There are no two opinions today about the tragic condition of the Indian education system which has failed to strengthen Indianness and produces emaciated degree holders who go on to become ‘mercenaries’ in the words of Sri Aurobindo and work for multinational corporations. Our education system is in urgent need of a complete overhaul. The decolonization of the Indian education system is an unfinished task which perhaps can be better done by a person who is not a ‘victim’ of the system, to use Ananda Coomaraswamy’s famous expression to describe Macaulay’s children.
The media is trying to revive the ‘saffronisation’ debate to derail the Modi Sarkar’s educational initiatives. The personal attack on Smriti Irani is only a warm-up exercise. Hence, the HRD Minister must focus on bringing in lasting educational reforms instead of paying too much attention to her detractors or getting embroiled in needless controversies as Murli Manohar Joshi did in the previous NDA regime.
School education needs to be rid of the poison of cut-throat competition – admissions, interviews, marks and grades have long suppressed the joy of learning for our kids. Skill development, character building and overall grooming of the child’s personality have been completely ignored and sidelined in the mad rush for degrees and ranks.
A study published in Lancet journal revealed that suicide rates amongst Indian teenagers are among the highest in the world. A major cause for these suicides is failure in securing a pass mark in the board exams or other competitive exams. Working as a teacher, this writer has been a painful witness to three such suicides of school and college students in the last two years. Our children deserve an education that makes them stand on their own feet, not force them to take their own lives.
Investing in children’s higher education has become a back breaking financial burden for the middle class.

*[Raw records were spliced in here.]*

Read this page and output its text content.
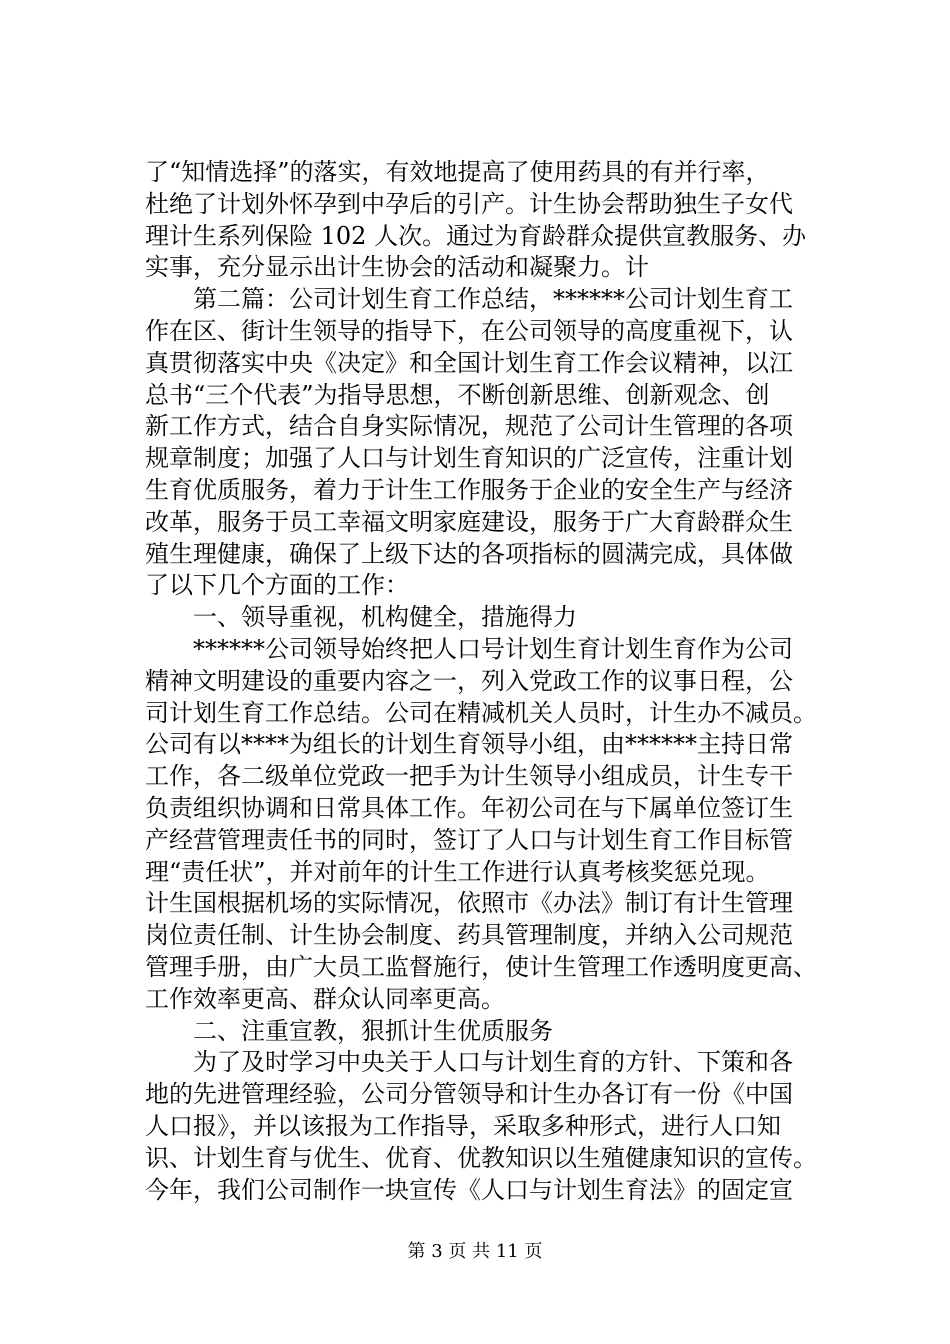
了“知情选择”的落实，有效地提高了使用药具的有并行率，
杜绝了计划外怀孕到中孕后的引产。计生协会帮助独生子女代
理计生系列保险 102 人次。通过为育龄群众提供宣教服务、办
实事，充分显示出计生协会的活动和凝聚力。计
　　第二篇：公司计划生育工作总结，******公司计划生育工
作在区、街计生领导的指导下，在公司领导的高度重视下，认
真贯彻落实中央《决定》和全国计划生育工作会议精神，以江
总书“三个代表”为指导思想，不断创新思维、创新观念、创
新工作方式，结合自身实际情况，规范了公司计生管理的各项
规章制度；加强了人口与计划生育知识的广泛宣传，注重计划
生育优质服务，着力于计生工作服务于企业的安全生产与经济
改革，服务于员工幸福文明家庭建设，服务于广大育龄群众生
殖生理健康，确保了上级下达的各项指标的圆满完成，具体做
了以下几个方面的工作：
　　一、领导重视，机构健全，措施得力
　　******公司领导始终把人口号计划生育计划生育作为公司
精神文明建设的重要内容之一，列入党政工作的议事日程，公
司计划生育工作总结。公司在精减机关人员时，计生办不减员。
公司有以****为组长的计划生育领导小组，由******主持日常
工作，各二级单位党政一把手为计生领导小组成员，计生专干
负责组织协调和日常具体工作。年初公司在与下属单位签订生
产经营管理责任书的同时，签订了人口与计划生育工作目标管
理“责任状”，并对前年的计生工作进行认真考核奖惩兑现。
计生国根据机场的实际情况，依照市《办法》制订有计生管理
岗位责任制、计生协会制度、药具管理制度，并纳入公司规范
管理手册，由广大员工监督施行，使计生管理工作透明度更高、
工作效率更高、群众认同率更高。
　　二、注重宣教，狠抓计生优质服务
　　为了及时学习中央关于人口与计划生育的方针、下策和各
地的先进管理经验，公司分管领导和计生办各订有一份《中国
人口报》，并以该报为工作指导，采取多种形式，进行人口知
识、计划生育与优生、优育、优教知识以生殖健康知识的宣传。
今年，我们公司制作一块宣传《人口与计划生育法》的固定宣
第 3 页 共 11 页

Making higher education more affordable and accessible to the masses, setting up new medical colleges in every state, monitoring the quality of the scores of private colleges and deemed universities which are mushrooming across the country, setting up world class institutes of research in science, technology and the humanities, should be some of the top priorities for the new HRD minister.
Smriti Irani has much to cheer about as she is not an emaciated victim of the Indian education system. A lady who managed to scare the M Phil pass from Trinity College, Cambridge, UK (or so we are told), and reduced his victory margin drastically in barely a month in Amethi, is definitely capable of emerging as a game-changing HRD Minister. She may yet plug the gap that produces educated clerks while entrepreneurs find their own way by exiting the educational mainstream.